Quelle est la stratégie proposée ?
* Adulte présumé sain, sans signe de gravité
L'attitude consacrée par l'usage n'a pas lieu d'être modifiée : le choix est a faire entre amoxicilline et macrolide. Ce serait une erreur de ne pas prescrire un antibiotique régulièrement actif sur le pneumocoque pour une pneumonie franche : l'amoxicilline est dans ce cas l'antibiotique de choix. L'usage en France est maintenant d'appliquer une posologie de 1 g 3 fois par jour. Chez l'adulte jeune avec une pneumonie bénigne, d'allure atypique, un macrolide est recommandé. Dans tous les cas, la réévaluation est systématique entre 48 et 72 heures. L'absence d'amélioration clinique conduit a inverser la prescription antibiotique initiale ou a associer les deux produits. Toute forme traînante impose la radiographie pulmonaire. Toute aggravation rapide conduit a l'hospitalisation.
* Adulte "fragile" a risque
Le spectre visé par l'antibiothérapie doit être élargi et inclure pneumocoque, bacilles a Gram négatif (Klebsiella pneumoniae, E. coli), S. aureus. Il y a plusieurs choix possibles, qu'il s'agisse de l'association amoxicilline-acide clavulanique ou des céphalosporines orales, mais aucun n'est exempt de faiblesses. Aucune donnée de la littérature ne permet de privilégier un produit par rapport aux autres. Lorsqu'une pneumonie de déglutition est envisagée, le recours a l'association amoxicilline-acide clavulanique est justifié (anaérobies).

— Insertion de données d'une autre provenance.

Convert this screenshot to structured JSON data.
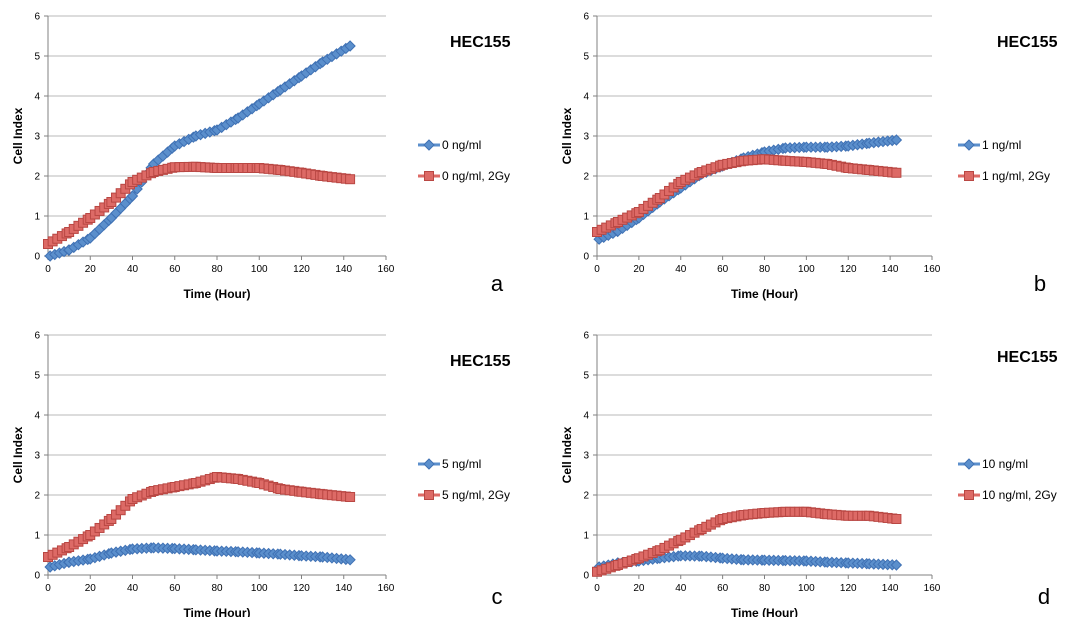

Chez ce sujet a risque, un échec du traitement conventionnel en raison d'une infection a pneumocoque de sensibilité diminuée a la pénicilline doit être redouté. Il faut alors envisager soit l'augmentation de la posologie d'amoxicilline, soit utiliser la ceftriaxone.
Le risque d'une infection a L. Pneumophila peut inciter a associer un macrolide ou une fluoroquinolone, d'emblée, ou en cas d'échec du traitement de première intention.
Patients hospitalisés en raison de symptômes graves
Les prélèvements microbiologiques sont obligatoires. L'antibiothérapie doit être mise en route d'emblée par voie parentérale et couvrir toutes les éventualités dans l'attente d'arguments étiologiques formels.
Les associations sont alors indispensables : amoxicilline-acide clavulanique ou céphalosporine de 3ème génération + macrolide ou fluoroquinolone.
Devant la certitude d'une pneumococcie et dans l'état actuel de la résistance, il ne semble pas légitime de recourir a un autre traitement que la pénicilline G (300 000 UI/kg/j) ou l'amoxicilline a forte dose (150 mg/kg/j).
Dans tous les cas, le traitement doit être réévalué quotidiennement en fonction de l'état du malade et des informations microbiologiques recueillies. Celles-ci conduisent a un ajustement du traitement ciblant l'agent identifié.